No data on party membership in North Korea is available, although estimates have put the number at between 3 million and 4 million out of a population of roughly 25 million. Party membership used to be the key to better jobs and status in North Korea, defectors said. Obtaining a coveted place in the hierarchy often entailed shows of loyalty, such as cleaning the areas around statues of Kim Jong Il and Kim Il Sung, the current leader’s grandfather and founder of the state, or planting flowers at revolutionary or historical sites.

For the few at the top, membership can now be a route to riches as, fearful of losing its traditional grip over society, a Party that still officially espouses a Soviet-style command economy is starting to embrace the market. “At the top end of the economic scale, Party people are among those making the most money – using their political connections to get access to resources,” said Christopher Green, a researcher at Leiden University, in the Netherlands, specialising in North Korea’s economy. But for the majority, getting on in private business is more important than working your way up the Party ladder.

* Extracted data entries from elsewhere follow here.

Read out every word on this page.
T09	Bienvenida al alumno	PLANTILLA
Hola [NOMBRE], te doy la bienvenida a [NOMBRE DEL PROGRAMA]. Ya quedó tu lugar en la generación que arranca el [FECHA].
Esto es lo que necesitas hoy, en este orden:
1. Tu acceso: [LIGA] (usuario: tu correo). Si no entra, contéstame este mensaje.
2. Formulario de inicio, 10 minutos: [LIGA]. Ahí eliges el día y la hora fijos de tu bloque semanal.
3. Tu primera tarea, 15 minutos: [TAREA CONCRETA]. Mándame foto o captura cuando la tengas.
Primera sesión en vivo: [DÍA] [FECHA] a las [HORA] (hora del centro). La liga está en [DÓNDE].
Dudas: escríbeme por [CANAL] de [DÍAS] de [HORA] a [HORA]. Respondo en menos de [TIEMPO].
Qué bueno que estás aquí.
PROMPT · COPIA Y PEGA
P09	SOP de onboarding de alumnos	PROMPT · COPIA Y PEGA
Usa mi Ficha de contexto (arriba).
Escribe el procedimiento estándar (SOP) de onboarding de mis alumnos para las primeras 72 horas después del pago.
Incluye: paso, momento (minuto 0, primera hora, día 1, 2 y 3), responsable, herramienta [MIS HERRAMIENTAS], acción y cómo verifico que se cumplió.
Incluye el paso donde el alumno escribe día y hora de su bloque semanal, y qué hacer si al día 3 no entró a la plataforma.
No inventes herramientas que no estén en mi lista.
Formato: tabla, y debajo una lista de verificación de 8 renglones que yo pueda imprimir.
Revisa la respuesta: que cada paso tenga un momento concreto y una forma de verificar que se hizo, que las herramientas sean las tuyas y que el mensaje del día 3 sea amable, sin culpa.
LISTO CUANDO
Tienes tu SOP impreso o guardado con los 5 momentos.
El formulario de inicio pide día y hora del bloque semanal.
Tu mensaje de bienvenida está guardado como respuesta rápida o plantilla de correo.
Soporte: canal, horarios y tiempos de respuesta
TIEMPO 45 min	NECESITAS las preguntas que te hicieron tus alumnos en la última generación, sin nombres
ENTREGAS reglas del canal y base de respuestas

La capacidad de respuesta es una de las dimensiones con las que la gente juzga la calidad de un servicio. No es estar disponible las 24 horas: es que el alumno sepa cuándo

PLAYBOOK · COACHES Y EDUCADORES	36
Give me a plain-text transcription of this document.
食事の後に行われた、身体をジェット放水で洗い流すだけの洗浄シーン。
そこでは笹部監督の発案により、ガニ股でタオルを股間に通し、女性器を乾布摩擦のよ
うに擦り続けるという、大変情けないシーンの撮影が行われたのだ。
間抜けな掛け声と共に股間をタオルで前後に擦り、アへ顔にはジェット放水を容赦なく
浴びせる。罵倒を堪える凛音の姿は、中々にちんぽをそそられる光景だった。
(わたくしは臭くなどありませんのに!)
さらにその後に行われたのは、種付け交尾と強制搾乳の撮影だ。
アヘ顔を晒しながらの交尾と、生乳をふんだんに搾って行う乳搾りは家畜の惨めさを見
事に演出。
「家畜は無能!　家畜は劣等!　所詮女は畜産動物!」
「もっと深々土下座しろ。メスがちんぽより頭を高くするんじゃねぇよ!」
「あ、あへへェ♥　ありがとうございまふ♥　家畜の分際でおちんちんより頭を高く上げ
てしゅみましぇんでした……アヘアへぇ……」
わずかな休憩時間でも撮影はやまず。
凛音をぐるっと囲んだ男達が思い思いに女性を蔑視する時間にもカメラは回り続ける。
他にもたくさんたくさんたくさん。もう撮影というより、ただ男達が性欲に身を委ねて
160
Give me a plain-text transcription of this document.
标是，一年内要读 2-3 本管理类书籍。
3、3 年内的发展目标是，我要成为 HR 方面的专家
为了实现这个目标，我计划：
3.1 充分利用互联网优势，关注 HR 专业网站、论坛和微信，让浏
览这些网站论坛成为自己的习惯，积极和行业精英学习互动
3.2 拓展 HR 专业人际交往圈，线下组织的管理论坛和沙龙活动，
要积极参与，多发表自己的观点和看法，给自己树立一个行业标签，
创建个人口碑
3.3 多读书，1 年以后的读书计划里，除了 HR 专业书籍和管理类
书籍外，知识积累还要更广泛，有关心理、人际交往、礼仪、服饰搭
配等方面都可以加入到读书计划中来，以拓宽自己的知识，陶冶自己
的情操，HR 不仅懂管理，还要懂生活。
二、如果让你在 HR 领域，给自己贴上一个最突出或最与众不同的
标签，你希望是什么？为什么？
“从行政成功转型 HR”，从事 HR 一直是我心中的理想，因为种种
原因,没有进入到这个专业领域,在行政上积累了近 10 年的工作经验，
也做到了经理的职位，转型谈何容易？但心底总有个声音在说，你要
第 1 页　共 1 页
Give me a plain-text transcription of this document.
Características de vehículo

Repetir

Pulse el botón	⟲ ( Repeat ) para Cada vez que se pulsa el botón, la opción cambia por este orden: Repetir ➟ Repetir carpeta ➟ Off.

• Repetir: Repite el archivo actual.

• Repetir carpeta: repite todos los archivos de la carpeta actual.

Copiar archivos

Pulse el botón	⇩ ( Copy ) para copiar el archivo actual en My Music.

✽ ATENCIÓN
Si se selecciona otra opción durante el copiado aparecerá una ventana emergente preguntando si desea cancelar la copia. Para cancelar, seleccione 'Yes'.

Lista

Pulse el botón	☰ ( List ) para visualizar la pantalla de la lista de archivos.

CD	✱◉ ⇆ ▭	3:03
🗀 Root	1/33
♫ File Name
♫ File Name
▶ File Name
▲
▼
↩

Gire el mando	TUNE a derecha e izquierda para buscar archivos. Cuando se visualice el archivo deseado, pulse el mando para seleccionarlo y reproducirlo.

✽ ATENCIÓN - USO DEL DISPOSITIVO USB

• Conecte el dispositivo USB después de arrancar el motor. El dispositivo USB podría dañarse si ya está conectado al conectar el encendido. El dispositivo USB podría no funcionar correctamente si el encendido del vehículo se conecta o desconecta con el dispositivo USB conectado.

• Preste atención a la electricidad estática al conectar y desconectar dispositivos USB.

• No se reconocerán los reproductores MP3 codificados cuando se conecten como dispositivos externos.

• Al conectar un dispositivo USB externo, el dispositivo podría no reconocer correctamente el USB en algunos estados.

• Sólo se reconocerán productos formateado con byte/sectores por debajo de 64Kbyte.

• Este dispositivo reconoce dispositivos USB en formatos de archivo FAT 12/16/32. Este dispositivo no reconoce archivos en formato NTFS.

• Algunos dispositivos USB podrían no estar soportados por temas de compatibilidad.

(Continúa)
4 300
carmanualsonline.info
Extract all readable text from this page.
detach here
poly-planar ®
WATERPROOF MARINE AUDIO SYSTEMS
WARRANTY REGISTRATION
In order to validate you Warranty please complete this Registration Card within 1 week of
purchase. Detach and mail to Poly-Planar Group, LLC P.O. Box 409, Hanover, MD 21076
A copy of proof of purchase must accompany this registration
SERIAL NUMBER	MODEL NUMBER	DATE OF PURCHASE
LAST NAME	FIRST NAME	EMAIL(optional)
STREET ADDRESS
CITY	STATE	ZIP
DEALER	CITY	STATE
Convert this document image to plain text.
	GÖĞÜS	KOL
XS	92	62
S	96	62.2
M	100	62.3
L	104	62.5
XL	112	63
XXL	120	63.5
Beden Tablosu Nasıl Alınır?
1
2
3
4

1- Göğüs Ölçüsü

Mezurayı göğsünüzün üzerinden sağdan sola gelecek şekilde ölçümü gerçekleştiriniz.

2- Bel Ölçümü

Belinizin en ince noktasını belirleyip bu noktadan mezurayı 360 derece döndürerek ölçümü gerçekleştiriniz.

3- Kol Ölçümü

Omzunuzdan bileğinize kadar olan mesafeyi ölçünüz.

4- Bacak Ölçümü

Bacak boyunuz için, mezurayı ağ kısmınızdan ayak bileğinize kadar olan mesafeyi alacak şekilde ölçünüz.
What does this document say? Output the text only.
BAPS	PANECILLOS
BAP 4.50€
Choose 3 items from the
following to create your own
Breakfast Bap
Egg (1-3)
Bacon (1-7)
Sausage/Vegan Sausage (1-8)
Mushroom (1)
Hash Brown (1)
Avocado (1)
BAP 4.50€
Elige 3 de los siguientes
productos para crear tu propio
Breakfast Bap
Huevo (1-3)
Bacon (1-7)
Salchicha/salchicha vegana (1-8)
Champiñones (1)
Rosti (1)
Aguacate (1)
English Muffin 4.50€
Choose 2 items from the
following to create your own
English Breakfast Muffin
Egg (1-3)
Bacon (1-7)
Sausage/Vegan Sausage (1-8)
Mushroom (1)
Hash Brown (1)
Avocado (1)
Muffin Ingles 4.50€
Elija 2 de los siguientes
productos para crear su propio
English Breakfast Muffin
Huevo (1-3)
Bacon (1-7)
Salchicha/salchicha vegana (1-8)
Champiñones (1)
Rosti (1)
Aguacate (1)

One defector who was a doctor and Party member in North Korea and arrived in Seoul in 2014, said medics at the Party-controlled hospital where he worked were not formally paid, but received bribes for treating patients. He supplemented that income by trading small electronics and jewellery smuggled from China in his off-hours, he said, speaking on condition of anonymity. “At hospitals, doctors work out their shifts so half of them can go out to sell things, and half can stay to treat patients,” he said.